© Représentation France Commission européenne
Depuis 2010, l’Access City Award célèbre les villes qui font de l’accessibilité une véritable priorité. La cérémonie de remise des prix est organisée chaque année dans le cadre de la Journée européenne des personnes handicapées, un événement important, réunissant décideurs politiques, organisations et personnes handicapées, dans le but de faire progresser l’inclusion et l’égalité des personnes handicapées dans toute l’Europe.
Selon Eurostat, plus de 90 millions de personnes dans l’Union européenne souffrent d’un handicap. Les espaces accessibles, tant physiques que numériques, constituent un premier pas crucial vers l’égalité. L’accès aux transports, aux bâtiments publics, aux commerces, aux espaces de sport, de loisirs et de culture ou aux logements, au même titre que pour toutes les autres personnes, est essentiel pour que les personnes handicapées puissent agir en toute autonomie et avoir la liberté pleine et entière de leurs choix de vie.
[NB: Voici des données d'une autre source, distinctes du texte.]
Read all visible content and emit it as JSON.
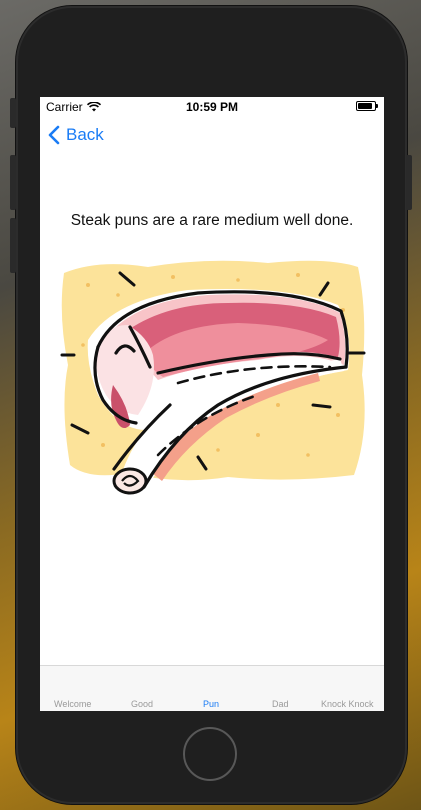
{
  "status_bar": {
    "carrier": "Carrier",
    "time": "10:59 PM",
    "battery_level": 0.9
  },
  "nav": {
    "back_label": "Back"
  },
  "content": {
    "pun": "Steak puns are a rare medium well done."
  },
  "tabs": [
    {
      "label": "Welcome",
      "active": false
    },
    {
      "label": "Good",
      "active": false
    },
    {
      "label": "Pun",
      "active": true
    },
    {
      "label": "Dad",
      "active": false
    },
    {
      "label": "Knock Knock",
      "active": false
    }
  ],
  "colors": {
    "accent": "#1a7cf5",
    "tab_inactive": "#9a9a9a",
    "device_frame": "#1f1f1f"
  },
  "icons": {
    "back": "chevron-left-icon",
    "wifi": "wifi-icon",
    "battery": "battery-icon",
    "home": "home-button"
  }
}
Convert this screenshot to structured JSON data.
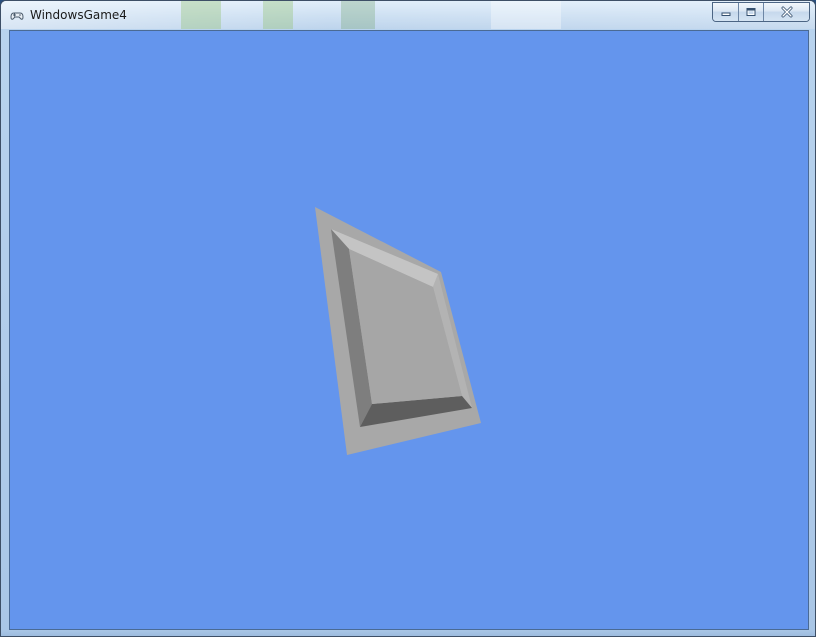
{
  "window": {
    "title": "WindowsGame4",
    "app_icon": "gamepad-icon"
  },
  "caption_buttons": {
    "minimize_icon": "minimize-icon",
    "maximize_icon": "maximize-icon",
    "close_icon": "close-icon"
  },
  "game": {
    "background_color": "#6495ed",
    "object": "beveled-gray-tile"
  }
}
C’est pourquoi ce concours, organisé par la Commission européenne en collaboration avec le Forum européen des personnes handicapées, s’inscrit aussi dans le cadre de la stratégie en faveur des droits des personnes handicapées 2021-2030, qui vise à construire une Europe sans barrières.
Cette année, 51 villes candidates ont postulé. Parmi celles-ci, 18 ont été présélectionnées par les jurys nationaux. Les cinq villes finalistes ont ensuite été présélectionnées par le jury de l’UE.
La ville de Rennes a remporté le troisième prix[1], doté de 80 000 euros, pour ses progrès significatifs réalisés en matière d’accessibilité grâce à une coordination étroite entre ses services municipaux.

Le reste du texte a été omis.